Dans toutes les éditions des Lettres de madame de Sévigné (même celle de 1754, t. III, p. 35) on a imprimé, dans la lettre du 31 mai 1675: «L'abbé de Grignan reprendra le nom qu'il avait quitté depuis vingt-quatre heures, pour se cacher sous celui d'abbé d'Aiguebère.» Il faut lire l'abbé d'Aiguebelle. L'édition de 1754 est la première où cette lettre ait été donnée et où se trouve la faute: les éditeurs suivants s'y sont conformés.
Page [140], lignes 6 et 7: Avait perdu sa première femme, Angélique-Clarice d'Angennes, en janvier 1665.
Voilà pourquoi, dans une édition du troisième acte de la traduction du Berger fidèle de Guarini (Gabriel Quinet, 1665, in-12), l'auteur, dans la dédicace au comte de Grignan, le félicite de s'être allié «à une maison qui a toujours été l'asile des Muses, de l'honneur et de la vertu,» ce qui désigne les d'Angennes de Rambouillet, et non les Sévigné, comme l'a cru le savant auteur du catalogue de la bibliothèque dramatique de M. de Soleinne, p. 60. Voyez la seconde partie de ces Mémoires, p. 381, note du chapitre IV de la première partie.

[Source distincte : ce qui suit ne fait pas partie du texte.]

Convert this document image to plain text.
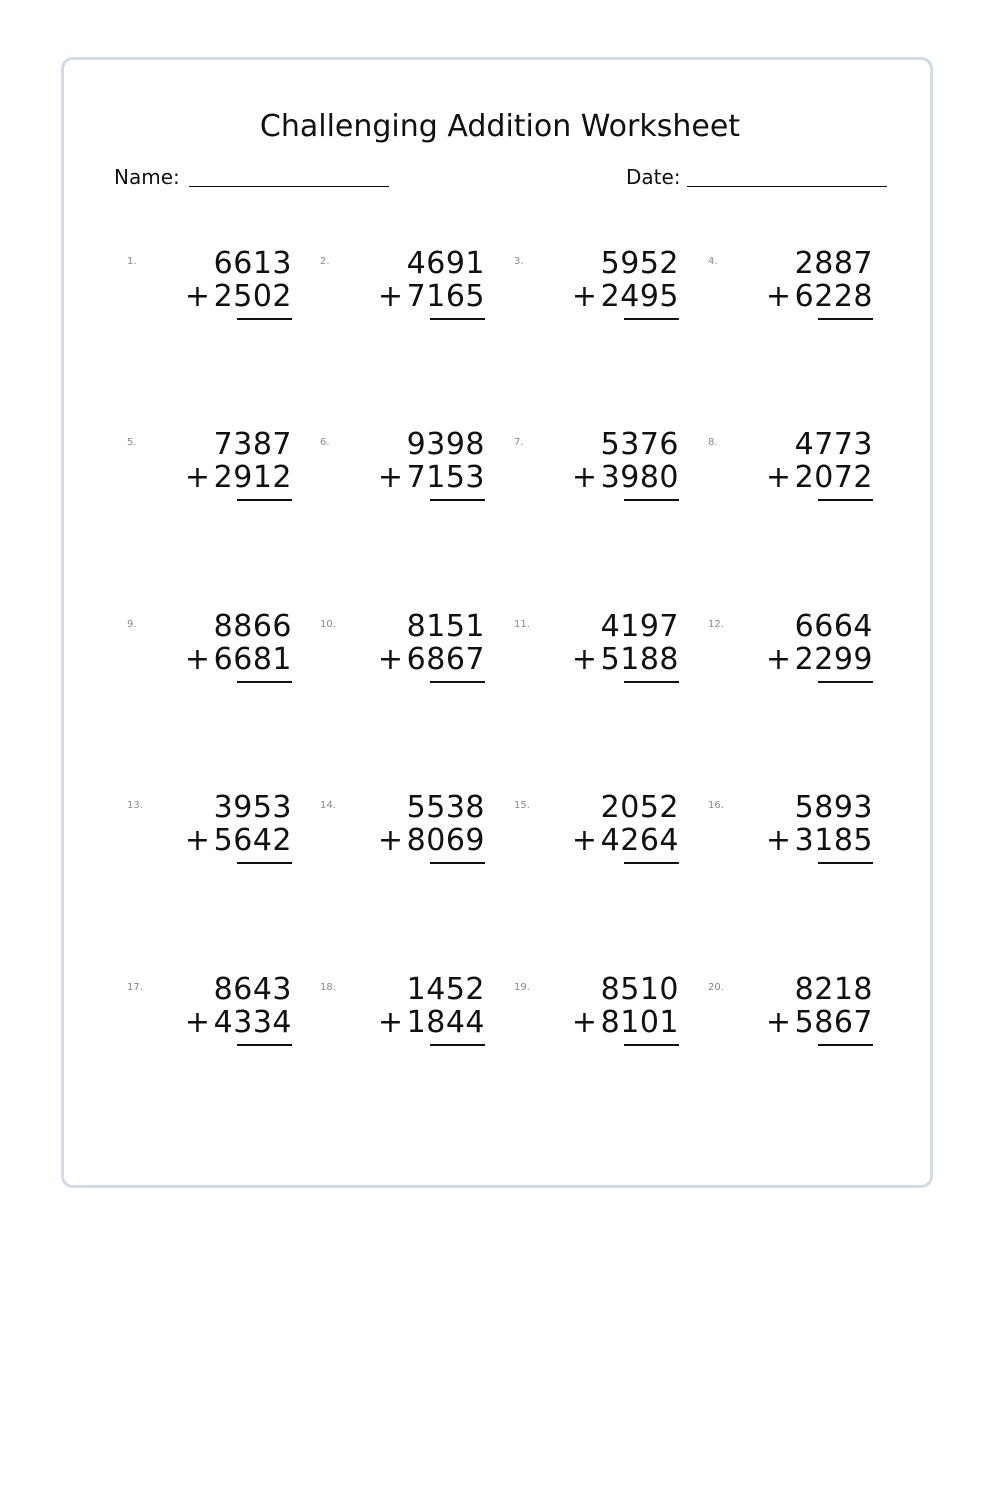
Challenging Addition Worksheet
Name:	Date:
1.	6613
+ 2502
2.	4691
+ 7165
3.	5952
+ 2495
4.	2887
+ 6228
5.	7387
+ 2912
6.	9398
+ 7153
7.	5376
+ 3980
8.	4773
+ 2072
9.	8866
+ 6681
10. 8151
+ 6867
11. 4197
+ 5188
12. 6664
+ 2299
13. 3953
+ 5642
14. 5538
+ 8069
15. 2052
+ 4264
16. 5893
+ 3185
17. 8643
+ 4334
18. 1452
+ 1844
19. 8510
+ 8101
20. 8218
+ 5867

Page [140], lignes 10 et 11: La seconde femme qu'il avait épousée était d'une noblesse encore plus ancienne, quoique moins illustre que les d'Angennes.
La famille du Puy du Fou prétendait descendre de Renaud, seigneur du Puy du Fou, qui épousa Adèle de Thouars, fille d'Émery, vicomte de Thouars, en 1197, sous Philippe-Auguste.—Voyez le tableau cité.
Page [140], ligne 26: A cette époque, le gouvernement militaire du Languedoc.
Le gouvernement civil et financier de cette province était, comme celui de toutes les autres provinces, confié à un ou deux intendants. De 1665 à 1669, il y en eut deux, M. de Besons et M. de Tubœuf; de 1669 à 1673, M. de Besons fut le seul intendant; de 1674 à 1687, ce fut M. d'Aguesseau; de 1687 à 1719, M. de Basville. Conférez l'Essai historique sur les états généraux de la province de Languedoc, par le baron Trouvé; 1818, in-4o, chap. XIX, XX et XXI, p. 161, 191, 200, 211.
Page [141], ligne 17: Que vous connaissez il y a longtemps.
Sur ces mots, M. Monmerqué, t. I, p. 154, de son édition des Lettres de Sévigné, a mis cette note: «Mademoiselle de Sévigné avait vingt et un ans, le comte de Grignan trente-neuf.» Je crois qu'il y a erreur dans ce dernier chiffre soit de la part de l'imprimeur, soit de celle de l'auteur.—Saint-Simon, dans ses Mémoires (chap. V, t. XII, p. 59), dit, sous l'année 1715: «Le comte de Grignan, seul lieutenant général en Provence et chevalier de l'Ordre, gendre de madame de Sévigné, qui en parle tant dans ses Lettres, mourut à quatre-vingt-trois ans, dans une hôtellerie, allant de Lambesc à Marseille.» Donc le comte de Grignan était né en 1632, et au commencement de l'année 1669 il ne pouvait avoir que trente-sept ans accomplis ou trente-six ans et quelques mois; ce qui fait soupçonner que, dans la note de M. Monmerqué, le 9 est un 6 retourné. Madame de Grignan avait, lors de son mariage, vingt-trois ans et non vingt-deux ans; il n'y avait donc que douze ans de différence entre elle et son mari.